May 03, 2004

Techies express lack of confidence in the ability of Gates to stop spam

ZDNet has an article up stating that the general feeling of those in the tech world is that Gates was blowing hot air when he stated he would stop spam in 2 years time.

The survey shows that very few people in the tech world have any confidence in either the ability or execution of Microsoft - a very telling survey - at least in terms of stopping spam.

Microsoft sits in a key position in that they have a huge share of the desktop market, so their Outlook client is an area where client-side filtering can be greatly improved. But they generally have left that up to third party solutions and have a truly useless filter that comes built into the system (it only looks for specific senders and/or keywords, which was "good enough" a few years ago, but useless now).
But client side filtering is not going to "stop spam" as Gates has so boldly claimed. The method that he is proposing is via his equally large market share of servers - specifically the Exchange mail server product. They currently offer a small solution in their Exchange 2003 product in that it can handle SBL lookups, but for any other solutions, they force you to use third party solutions. But through their large market share, he wants to implement one of the commonly proposed solutions in which in order to send out e-mail, you have to pay - not necessarily money but payment in time/cpu/etc - this delay/charge would then make it harder for spammers to easily operate.

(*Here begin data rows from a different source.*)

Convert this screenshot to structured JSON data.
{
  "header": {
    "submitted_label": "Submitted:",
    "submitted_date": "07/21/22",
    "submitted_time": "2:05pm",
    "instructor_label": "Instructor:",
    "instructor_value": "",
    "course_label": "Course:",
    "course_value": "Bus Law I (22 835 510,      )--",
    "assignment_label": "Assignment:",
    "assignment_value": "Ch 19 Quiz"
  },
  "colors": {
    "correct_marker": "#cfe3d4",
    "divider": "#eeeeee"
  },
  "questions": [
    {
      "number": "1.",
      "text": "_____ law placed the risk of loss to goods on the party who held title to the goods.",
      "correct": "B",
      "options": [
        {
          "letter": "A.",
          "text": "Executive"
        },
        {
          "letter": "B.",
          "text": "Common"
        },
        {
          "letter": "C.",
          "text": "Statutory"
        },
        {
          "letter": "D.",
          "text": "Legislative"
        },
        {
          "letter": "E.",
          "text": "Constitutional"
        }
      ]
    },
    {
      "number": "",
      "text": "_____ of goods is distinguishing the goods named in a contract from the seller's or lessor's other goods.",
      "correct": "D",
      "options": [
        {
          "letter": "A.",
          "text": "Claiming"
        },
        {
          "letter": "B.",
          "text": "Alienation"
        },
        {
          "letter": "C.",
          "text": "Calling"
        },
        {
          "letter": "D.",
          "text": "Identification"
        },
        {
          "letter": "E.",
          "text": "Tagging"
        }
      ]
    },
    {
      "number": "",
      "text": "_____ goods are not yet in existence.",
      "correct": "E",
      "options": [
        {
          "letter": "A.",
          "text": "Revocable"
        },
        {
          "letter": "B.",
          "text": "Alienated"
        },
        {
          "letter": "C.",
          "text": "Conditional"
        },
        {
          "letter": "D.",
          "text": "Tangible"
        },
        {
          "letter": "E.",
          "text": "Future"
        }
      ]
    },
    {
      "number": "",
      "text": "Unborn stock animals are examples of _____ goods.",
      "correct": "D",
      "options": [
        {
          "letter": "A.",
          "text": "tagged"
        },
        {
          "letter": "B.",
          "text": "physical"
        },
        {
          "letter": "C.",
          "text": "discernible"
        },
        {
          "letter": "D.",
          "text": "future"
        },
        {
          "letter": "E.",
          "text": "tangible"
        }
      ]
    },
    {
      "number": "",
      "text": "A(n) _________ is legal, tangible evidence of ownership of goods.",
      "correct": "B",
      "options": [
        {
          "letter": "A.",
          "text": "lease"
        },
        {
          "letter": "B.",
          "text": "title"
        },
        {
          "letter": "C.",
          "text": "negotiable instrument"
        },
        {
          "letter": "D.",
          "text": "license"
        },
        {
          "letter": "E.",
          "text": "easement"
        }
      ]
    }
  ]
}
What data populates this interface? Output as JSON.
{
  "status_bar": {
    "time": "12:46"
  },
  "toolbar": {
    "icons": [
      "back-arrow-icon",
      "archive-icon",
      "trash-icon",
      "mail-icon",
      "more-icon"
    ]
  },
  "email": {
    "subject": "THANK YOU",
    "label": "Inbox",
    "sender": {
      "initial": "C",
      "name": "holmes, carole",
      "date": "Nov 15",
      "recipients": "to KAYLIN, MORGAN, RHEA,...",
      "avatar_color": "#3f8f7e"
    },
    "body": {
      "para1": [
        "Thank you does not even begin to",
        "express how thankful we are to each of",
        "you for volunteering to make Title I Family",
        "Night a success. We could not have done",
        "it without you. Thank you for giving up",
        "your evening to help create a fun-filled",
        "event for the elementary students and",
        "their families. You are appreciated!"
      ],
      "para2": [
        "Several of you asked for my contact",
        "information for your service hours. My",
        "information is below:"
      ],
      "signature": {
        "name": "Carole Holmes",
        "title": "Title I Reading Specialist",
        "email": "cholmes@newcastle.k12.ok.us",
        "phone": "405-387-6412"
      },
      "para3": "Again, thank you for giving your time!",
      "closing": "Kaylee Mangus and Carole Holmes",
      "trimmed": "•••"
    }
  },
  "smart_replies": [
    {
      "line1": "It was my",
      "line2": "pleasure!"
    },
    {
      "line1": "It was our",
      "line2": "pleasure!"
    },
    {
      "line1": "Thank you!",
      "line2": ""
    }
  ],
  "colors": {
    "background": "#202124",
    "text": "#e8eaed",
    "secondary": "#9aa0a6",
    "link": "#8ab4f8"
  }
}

This is in no way a novel concept and is also not necessarily even the best way to go (there are a number of issues that immediately come to mind with any proposed spam solution, this one is not immune to this), and then on top of that Microsoft never follows the global standards and instead uses its weight in the world to push its own bastardized version of standards.

On top of all of that, Microsoft has a very poor reputation in terms of execution of their ideas, as well as security right out of the box.

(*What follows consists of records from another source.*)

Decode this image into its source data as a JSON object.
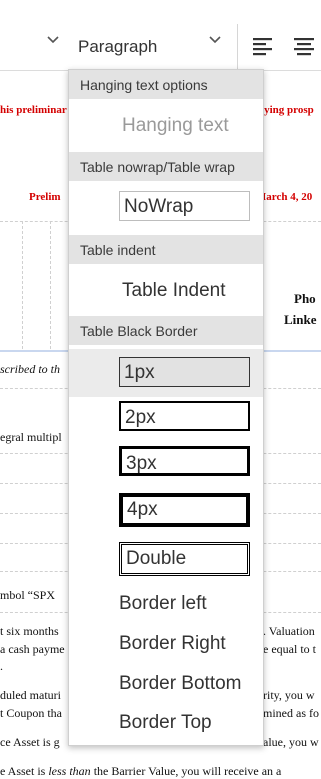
{
  "toolbar": {
    "block_format": "Paragraph"
  },
  "document": {
    "red_line_1_left": "his preliminar",
    "red_line_1_right": "nying prosp",
    "red_line_2_left": "Prelim",
    "red_line_2_right": "Iarch 4, 20",
    "header_cell_right_1": "Pho",
    "header_cell_right_2": "Linke",
    "italic_line": "scribed to th",
    "line_integral": "egral multipl",
    "line_symbol": "mbol “SPX",
    "line_six_months": "t six months",
    "line_valuation": ". Valuation",
    "line_cash": "a cash payme",
    "line_equal": "e equal to t",
    "line_dot": ".",
    "line_duled": "duled maturi",
    "line_rity": "rity, you w",
    "line_coupon": "t Coupon tha",
    "line_mined": "mined as fo",
    "line_ce_asset": "ce Asset is g",
    "line_alue": "alue, you w",
    "line_bottom_a": "e Asset is ",
    "line_bottom_italic": "less than",
    "line_bottom_b": " the Barrier Value, you will receive an a"
  },
  "menu": {
    "sections": [
      {
        "header": "Hanging text options",
        "items": [
          "Hanging text"
        ]
      },
      {
        "header": "Table nowrap/Table wrap",
        "items": [
          "NoWrap"
        ]
      },
      {
        "header": "Table indent",
        "items": [
          "Table Indent"
        ]
      },
      {
        "header": "Table Black Border",
        "items": [
          "1px",
          "2px",
          "3px",
          "4px",
          "Double",
          "Border left",
          "Border Right",
          "Border Bottom",
          "Border Top"
        ]
      }
    ],
    "selected_item": "1px"
  },
  "colors": {
    "red_text": "#d40000",
    "header_bg": "#e3e3e3",
    "selected_bg": "#ebebeb"
  }
}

It is the combination of all of these things that make the techie world skeptical that anything Gates has said is anything more than marketing hot air. His statements were largely aimed at investors and non-technical positions at companies. Using the Mircosoft name recognition, Gates is pushing an idea, but is not getting much support from the looks of it.

All of that said, it will be nice once Microsoft does step up with something that is easy to implement since they do have such a large presence on the mailserver side of things. Even if it only helps to reduce spam (if not totally stop it as Gates claims), then that would be a great boon to productivity and network bandwidth.